An important assumption of the two-sample t-test is that both samples have to be independent. This is the case here as each time we do a cross validation we split the data independently from any other cross validation run. Thus, even if we repeat our experiments for a number of iterations (see e.g. Hettinger et al., 2015) we still get independent evaluation scenarios. Therefore we can apply the two-sided t-test in our setting to support our claims. In case of dependency of samples we could instead use paired t-tests on accuracy per novel.
A crucial factor when segmenting novels is how to distribute the segments between test and training data set. We decided that in our case we have to put all of the ten segments a novel was divided into either in the test or in the training data set as we want to derive the genre of a novel not seen before. Another possibility which Jockers (2013) exploited is to distribute segments randomly between training and test set. In his work “Macroanalysis” Jockers investigates how function words can be used to research aspects of literary history like author, genre etc. In the following we want to replicate the part concerning genre prediction using German novels.

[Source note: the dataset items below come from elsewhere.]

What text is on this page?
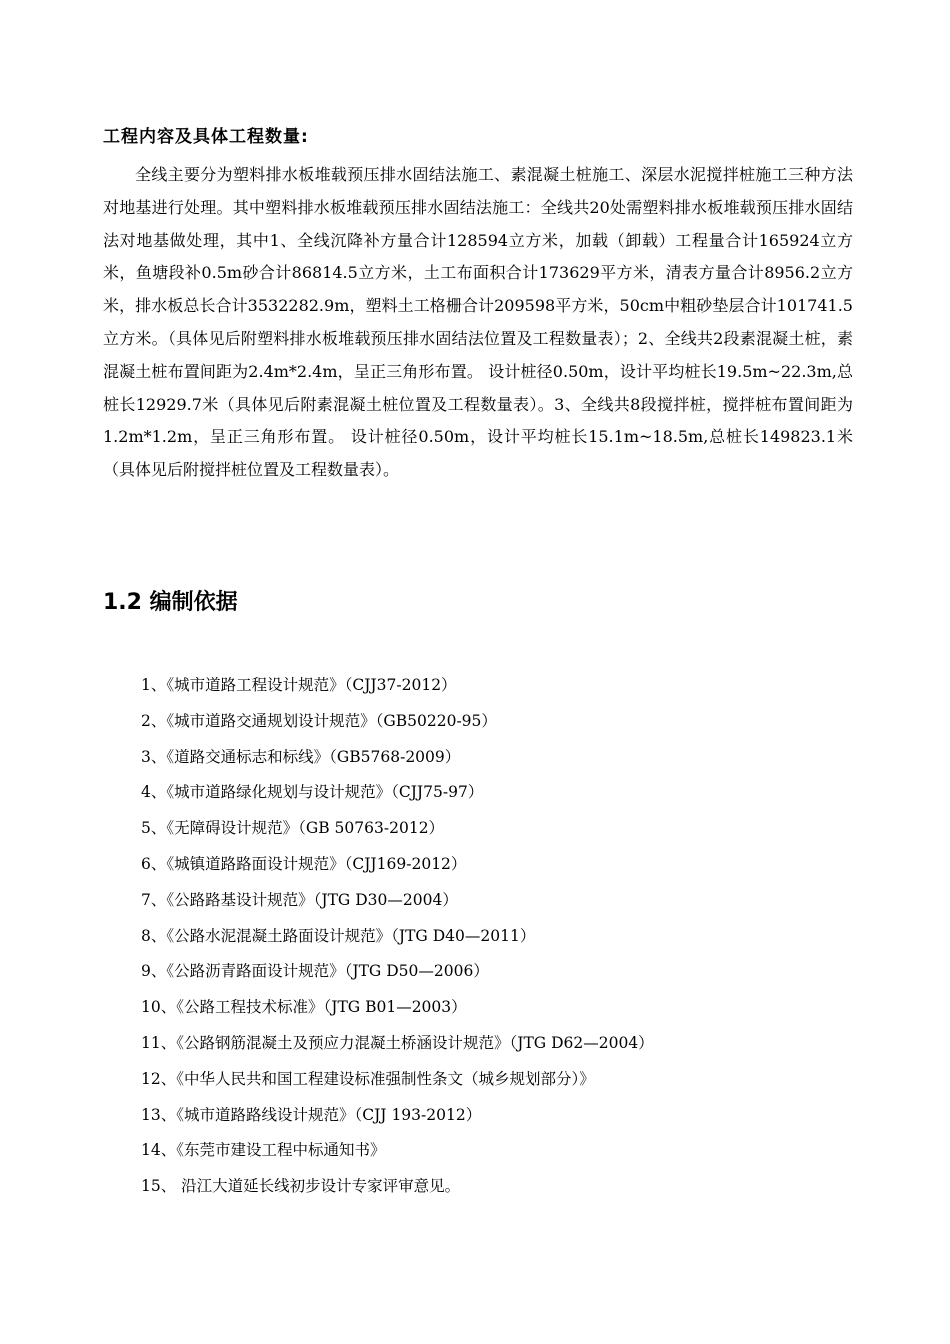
工程内容及具体工程数量:

全线主要分为塑料排水板堆载预压排水固结法施工、素混凝土桩施工、深层水泥搅拌桩施工三种方法对地基进行处理。其中塑料排水板堆载预压排水固结法施工：全线共20处需塑料排水板堆载预压排水固结法对地基做处理，其中1、全线沉降补方量合计128594立方米，加载（卸载）工程量合计165924立方米，鱼塘段补0.5m砂合计86814.5立方米，土工布面积合计173629平方米，清表方量合计8956.2立方米，排水板总长合计3532282.9m，塑料土工格栅合计209598平方米，50cm中粗砂垫层合计101741.5立方米。（具体见后附塑料排水板堆载预压排水固结法位置及工程数量表）；2、全线共2段素混凝土桩，素混凝土桩布置间距为2.4m*2.4m，呈正三角形布置。 设计桩径0.50m，设计平均桩长19.5m~22.3m,总桩长12929.7米（具体见后附素混凝土桩位置及工程数量表）。3、全线共8段搅拌桩，搅拌桩布置间距为1.2m*1.2m，呈正三角形布置。 设计桩径0.50m，设计平均桩长15.1m~18.5m,总桩长149823.1米（具体见后附搅拌桩位置及工程数量表）。

1.2 编制依据
1、《城市道路工程设计规范》（CJJ37-2012）
2、《城市道路交通规划设计规范》（GB50220-95）
3、《道路交通标志和标线》（GB5768-2009）
4、《城市道路绿化规划与设计规范》（CJJ75-97）
5、《无障碍设计规范》（GB 50763-2012）
6、《城镇道路路面设计规范》（CJJ169-2012）
7、《公路路基设计规范》（JTG D30—2004）
8、《公路水泥混凝土路面设计规范》（JTG D40—2011）
9、《公路沥青路面设计规范》（JTG D50—2006）
10、《公路工程技术标准》（JTG B01—2003）
11、《公路钢筋混凝土及预应力混凝土桥涵设计规范》（JTG D62—2004）
12、《中华人民共和国工程建设标准强制性条文（城乡规划部分）》
13、《城市道路路线设计规范》（CJJ 193-2012）
14、《东莞市建设工程中标通知书》
15、 沿江大道延长线初步设计专家评审意见。
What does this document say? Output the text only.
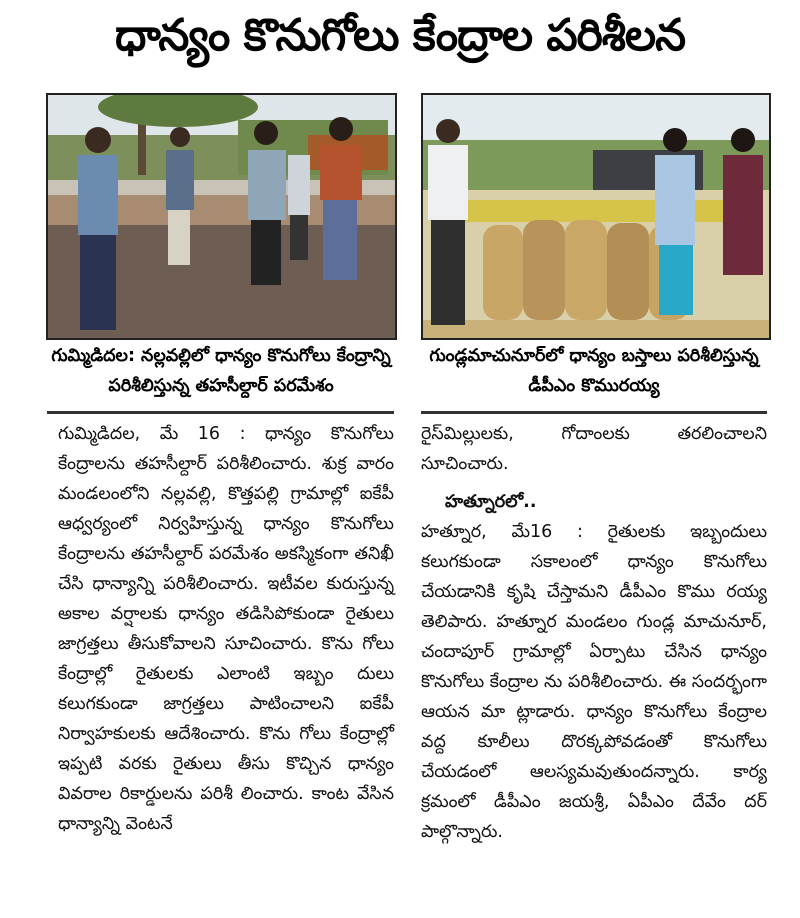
ధాన్యం కొనుగోలు కేంద్రాల పరిశీలన
గుమ్మిడిదల: నల్లవల్లిలో ధాన్యం కొనుగోలు కేంద్రాన్ని పరిశీలిస్తున్న తహసీల్దార్ పరమేశం
గుండ్లమాచునూర్‌లో ధాన్యం బస్తాలు పరిశీలిస్తున్న డీపీఎం కొమురయ్య

గుమ్మిడిదల, మే 16 : ధాన్యం కొనుగోలు కేంద్రాలను తహసీల్దార్ పరిశీలించారు. శుక్ర వారం మండలంలోని నల్లవల్లి, కొత్తపల్లి గ్రామాల్లో ఐకేపీ ఆధ్వర్యంలో నిర్వహిస్తున్న ధాన్యం కొనుగోలు కేంద్రాలను తహసీల్దార్ పరమేశం అకస్మికంగా తనిఖీ చేసి ధాన్యాన్ని పరిశీలించారు. ఇటీవల కురుస్తున్న అకాల వర్షాలకు ధాన్యం తడిసిపోకుండా రైతులు జాగ్రత్తలు తీసుకోవాలని సూచించారు. కొను గోలు కేంద్రాల్లో రైతులకు ఎలాంటి ఇబ్బం దులు కలుగకుండా జాగ్రత్తలు పాటించాలని ఐకేపీ నిర్వాహకులకు ఆదేశించారు. కొను గోలు కేంద్రాల్లో ఇప్పటి వరకు రైతులు తీసు కొచ్చిన ధాన్యం వివరాల రికార్డులను పరిశీ లించారు. కాంట వేసిన ధాన్యాన్ని వెంటనే

రైస్‌మిల్లులకు, గోదాంలకు తరలించాలని సూచించారు.

హత్నూరలో..

హత్నూర, మే16 : రైతులకు ఇబ్బందులు కలుగకుండా సకాలంలో ధాన్యం కొనుగోలు చేయడానికి కృషి చేస్తామని డీపీఎం కొము రయ్య తెలిపారు. హత్నూర మండలం గుండ్ల మాచునూర్, చందాపూర్ గ్రామాల్లో ఏర్పాటు చేసిన ధాన్యం కొనుగోలు కేంద్రాల ను పరిశీలించారు. ఈ సందర్భంగా ఆయన మా ట్లాడారు. ధాన్యం కొనుగోలు కేంద్రాల వద్ద కూలీలు దొరక్కపోవడంతో కొనుగోలు చేయడంలో ఆలస్యమవుతుందన్నారు. కార్య క్రమంలో డీపీఎం జయశ్రీ, ఏపీఎం దేవేం దర్ పాల్గొన్నారు.
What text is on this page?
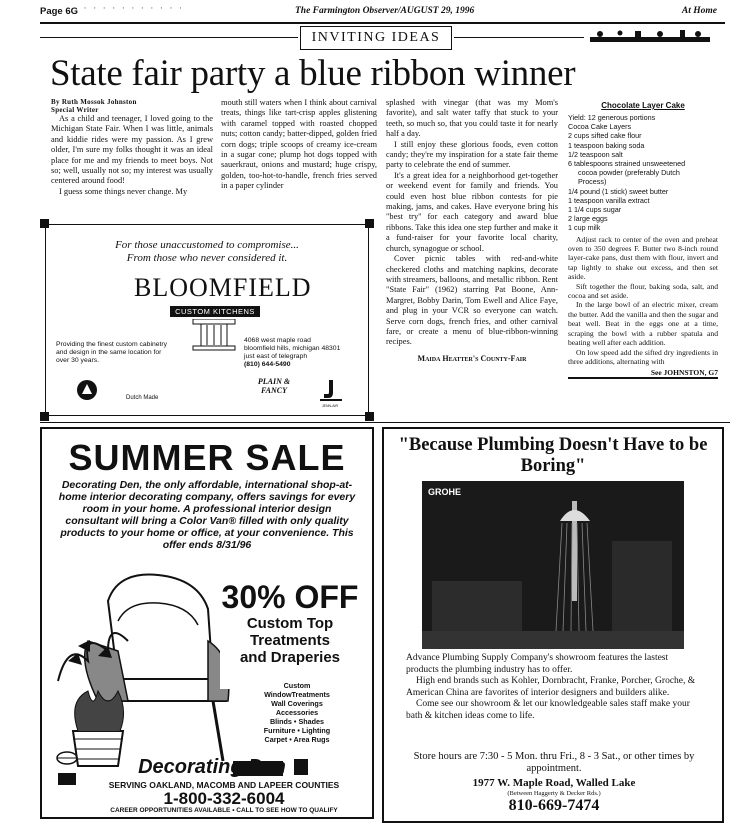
Page 6G
· · · · · · · · · · · ·	The Farmington Observer/AUGUST 29, 1996	At Home
INVITING IDEAS
State fair party a blue ribbon winner
By Ruth Mossok Johnston
Special Writer

As a child and teenager, I loved going to the Michigan State Fair. When I was little, animals and kiddie rides were my passion. As I grew older, I'm sure my folks thought it was an ideal place for me and my friends to meet boys. Not so; well, usually not so; my interest was usually centered around food!

I guess some things never change. My

mouth still waters when I think about carnival treats, things like tart-crisp apples glistening with caramel topped with roasted chopped nuts; cotton candy; batter-dipped, golden fried corn dogs; triple scoops of creamy ice-cream in a sugar cone; plump hot dogs topped with sauerkraut, onions and mustard; huge crispy, golden, too-hot-to-handle, french fries served in a paper cylinder

splashed with vinegar (that was my Mom's favorite), and salt water taffy that stuck to your teeth, so much so, that you could taste it for nearly half a day.

I still enjoy these glorious foods, even cotton candy; they're my inspiration for a state fair theme party to celebrate the end of summer.

It's a great idea for a neighborhood get-together or weekend event for family and friends. You could even host blue ribbon contests for pie making, jams, and cakes. Have everyone bring his "best try" for each category and award blue ribbons. Take this idea one step further and make it a fund-raiser for your favorite local charity, church, synagogue or school.

Cover picnic tables with red-and-white checkered cloths and matching napkins, decorate with streamers, balloons, and metallic ribbon. Rent "State Fair" (1962) starring Pat Boone, Ann-Margret, Bobby Darin, Tom Ewell and Alice Faye, and plug in your VCR so everyone can watch. Serve corn dogs, french fries, and other carnival fare, or create a menu of blue-ribbon-winning recipes.

Maida Heatter's County-Fair
Chocolate Layer Cake
Yield: 12 generous portions
Cocoa Cake Layers
2 cups sifted cake flour
1 teaspoon baking soda
1/2 teaspoon salt
6 tablespoons strained unsweetened
cocoa powder (preferably Dutch
Process)
1/4 pound (1 stick) sweet butter
1 teaspoon vanilla extract
1 1/4 cups sugar
2 large eggs
1 cup milk

Adjust rack to center of the oven and preheat oven to 350 degrees F. Butter two 8-inch round layer-cake pans, dust them with flour, invert and tap lightly to shake out excess, and then set aside.

Sift together the flour, baking soda, salt, and cocoa and set aside.

In the large bowl of an electric mixer, cream the butter. Add the vanilla and then the sugar and beat well. Beat in the eggs one at a time, scraping the bowl with a rubber spatula and beating well after each addition.

On low speed add the sifted dry ingredients in three additions, alternating with

See JOHNSTON, G7
For those unaccustomed to compromise...
From those who never considered it.
BLOOMFIELD
CUSTOM KITCHENS
Providing the finest custom cabinetry and design in the same location for over 30 years.
4068 west maple road
bloomfield hills, michigan 48301
just east of telegraph
(810) 644-5490
Dutch Made
PLAIN & FANCY
JENN-AIR
SUMMER SALE
Decorating Den, the only affordable, international shop-at-home interior decorating company, offers savings for every room in your home. A professional interior design consultant will bring a Color Van® filled with only quality products to your home or office, at your convenience. This offer ends 8/31/96
30% OFF
Custom Top
Treatments
and Draperies
Custom
WindowTreatments
Wall Coverings
Accessories
Blinds • Shades
Furniture • Lighting
Carpet • Area Rugs
Decorating Den
SERVING OAKLAND, MACOMB AND LAPEER COUNTIES
1-800-332-6004
CAREER OPPORTUNITIES AVAILABLE • CALL TO SEE HOW TO QUALIFY
"Because Plumbing Doesn't Have to be Boring"
GROHE
Advance Plumbing Supply Company's showroom features the lastest products the plumbing industry has to offer.
High end brands such as Kohler, Dornbracht, Franke, Porcher, Groche, & American China are favorites of interior designers and builders alike.
Come see our showroom & let our knowledgeable sales staff make your bath & kitchen ideas come to life.
Store hours are 7:30 - 5 Mon. thru Fri., 8 - 3 Sat., or other times by appointment.
1977 W. Maple Road, Walled Lake
(Between Haggerty & Decker Rds.)
810-669-7474
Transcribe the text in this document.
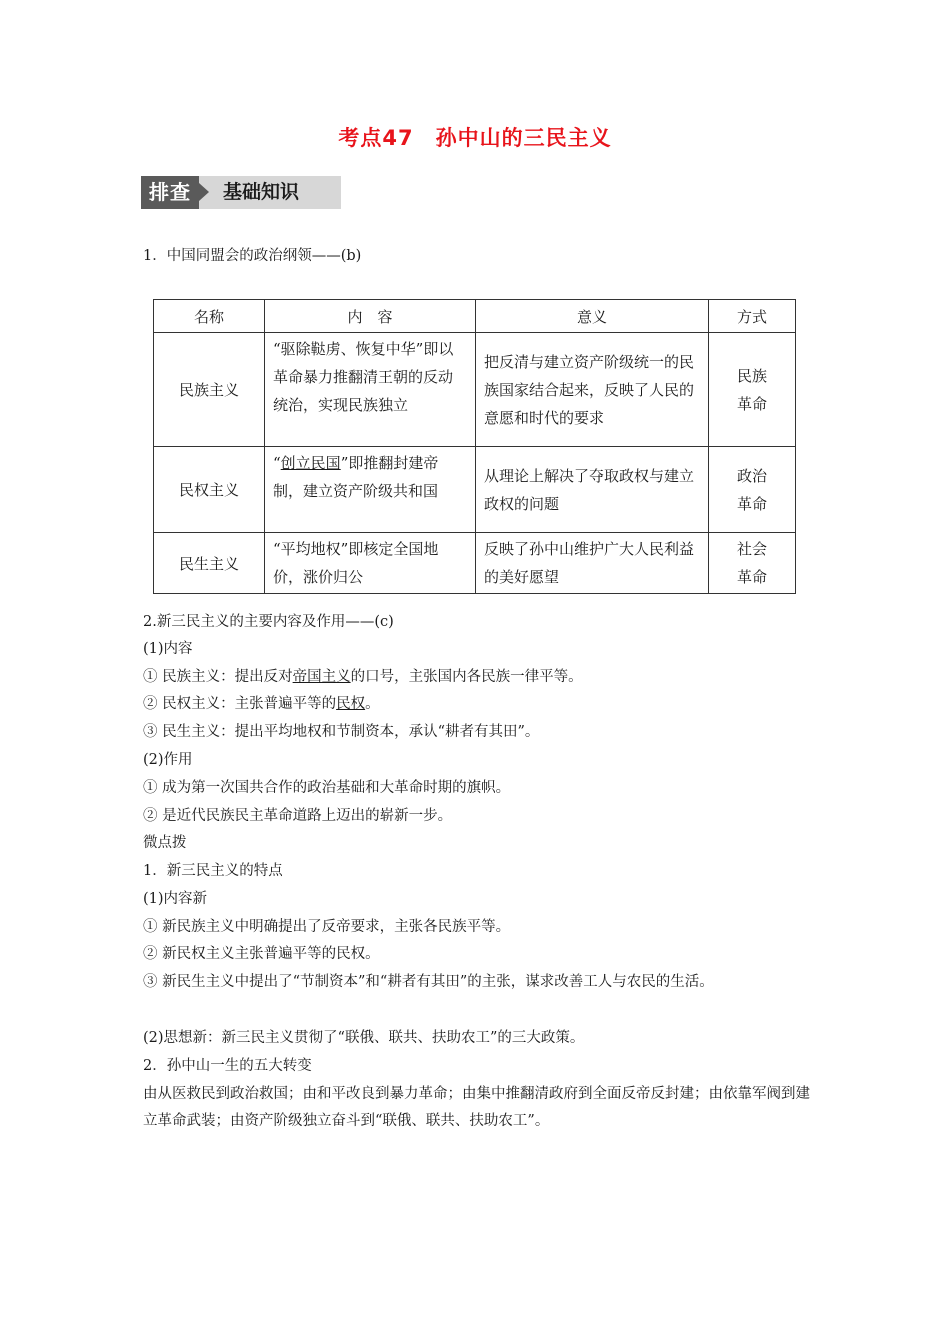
考点47　孙中山的三民主义
排查	基础知识
1．中国同盟会的政治纲领——(b)
名称	内　容	意义	方式
民族主义	“驱除鞑虏、恢复中华”即以革命暴力推翻清王朝的反动统治，实现民族独立	把反清与建立资产阶级统一的民族国家结合起来，反映了人民的意愿和时代的要求	民族革命

民权主义	“创立民国”即推翻封建帝制，建立资产阶级共和国	从理论上解决了夺取政权与建立政权的问题	政治革命

民生主义	“平均地权”即核定全国地价，涨价归公	反映了孙中山维护广大人民利益的美好愿望	社会革命
2.新三民主义的主要内容及作用——(c)
(1)内容
① 民族主义：提出反对帝国主义的口号，主张国内各民族一律平等。
② 民权主义：主张普遍平等的民权。
③ 民生主义：提出平均地权和节制资本，承认“耕者有其田”。
(2)作用
① 成为第一次国共合作的政治基础和大革命时期的旗帜。
② 是近代民族民主革命道路上迈出的崭新一步。
微点拨
1．新三民主义的特点
(1)内容新
① 新民族主义中明确提出了反帝要求，主张各民族平等。
② 新民权主义主张普遍平等的民权。
③ 新民生主义中提出了“节制资本”和“耕者有其田”的主张，谋求改善工人与农民的生活。
(2)思想新：新三民主义贯彻了“联俄、联共、扶助农工”的三大政策。
2．孙中山一生的五大转变
由从医救民到政治救国；由和平改良到暴力革命；由集中推翻清政府到全面反帝反封建；由依靠军阀到建立革命武装；由资产阶级独立奋斗到“联俄、联共、扶助农工”。
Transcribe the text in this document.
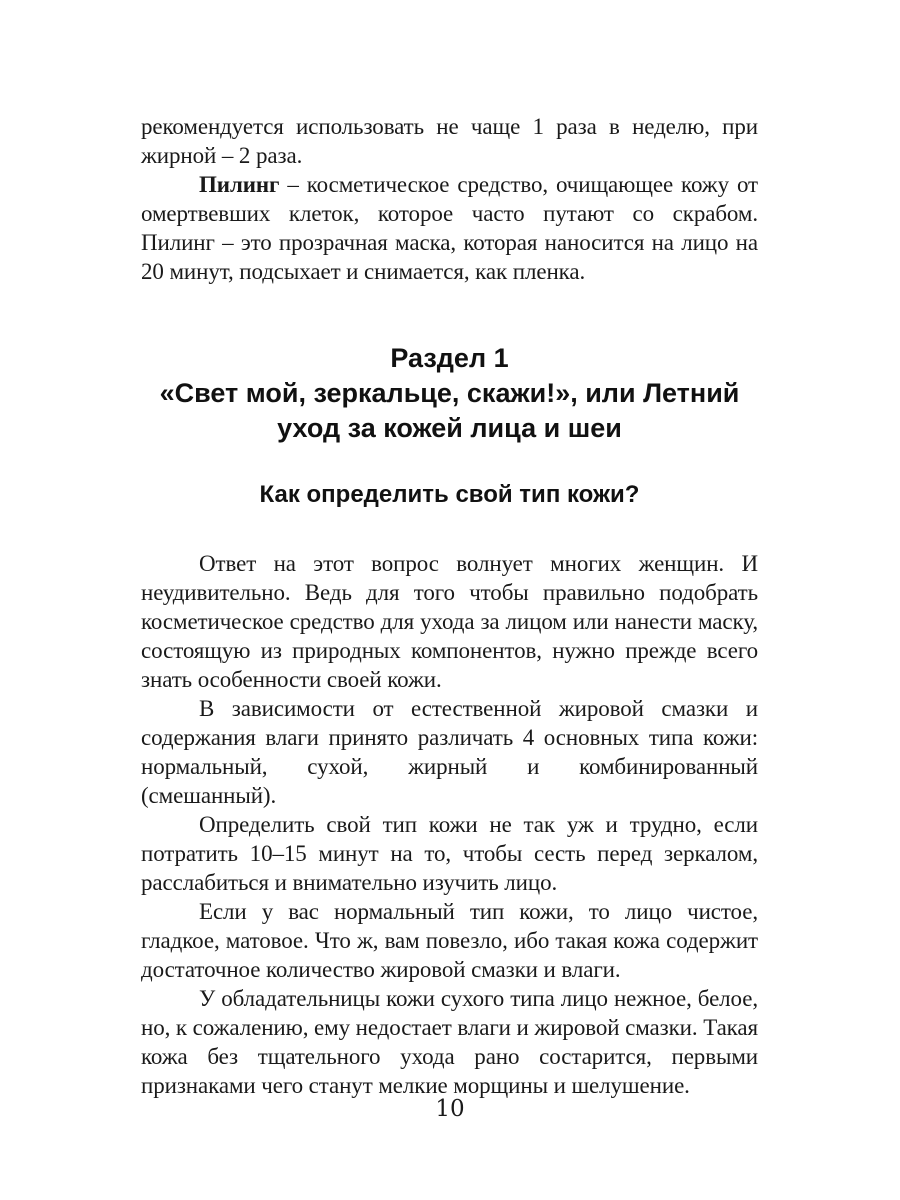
рекомендуется использовать не чаще 1 раза в неделю, при жирной – 2 раза.

Пилинг – косметическое средство, очищающее кожу от омертвевших клеток, которое часто путают со скрабом. Пилинг – это прозрачная маска, которая наносится на лицо на 20 минут, подсыхает и снимается, как пленка.

Раздел 1
«Свет мой, зеркальце, скажи!», или Летний
уход за кожей лица и шеи
Как определить свой тип кожи?

Ответ на этот вопрос волнует многих женщин. И неудивительно. Ведь для того чтобы правильно подобрать косметическое средство для ухода за лицом или нанести маску, состоящую из природных компонентов, нужно прежде всего знать особенности своей кожи.

В зависимости от естественной жировой смазки и содержания влаги принято различать 4 основных типа кожи: нормальный, сухой, жирный и комбинированный (смешанный).

Определить свой тип кожи не так уж и трудно, если потратить 10–15 минут на то, чтобы сесть перед зеркалом, расслабиться и внимательно изучить лицо.

Если у вас нормальный тип кожи, то лицо чистое, гладкое, матовое. Что ж, вам повезло, ибо такая кожа содержит достаточное количество жировой смазки и влаги.

У обладательницы кожи сухого типа лицо нежное, белое, но, к сожалению, ему недостает влаги и жировой смазки. Такая кожа без тщательного ухода рано состарится, первыми признаками чего станут мелкие морщины и шелушение.

10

When segments of one novel appear in both test and training data we achieve an accuracy of 97.5% and F1 score of 95.9% - that is close to perfect (see fig. 6). Such a partitioning of the novels dramatically overestimates predictive performance on unseen texts. In comparison, Jockers (2013) achieves an average F1 score of 67% on twelve genre classes. His results are worse because we are only using three different genres while he is doing a multiclass classification with 12 classes. But nevertheless 67% probably still overestimates the real predictive power of this approach, because in our setup using the segments in both, test and training data, increased F1 by more than 17%.
In this work we looked at the methodology and evaluation of genre classification of German novels and discussed some of the methodical pitfalls of working with data like this. We discovered that only some of our results turned out to be statistically significant whereas for example the statement, that stylometric perform better than topic-based features, could not be fortified. Therefore our opinion is that research findings on small data sets should be scrutinized especially carefully for example by using statistical tests.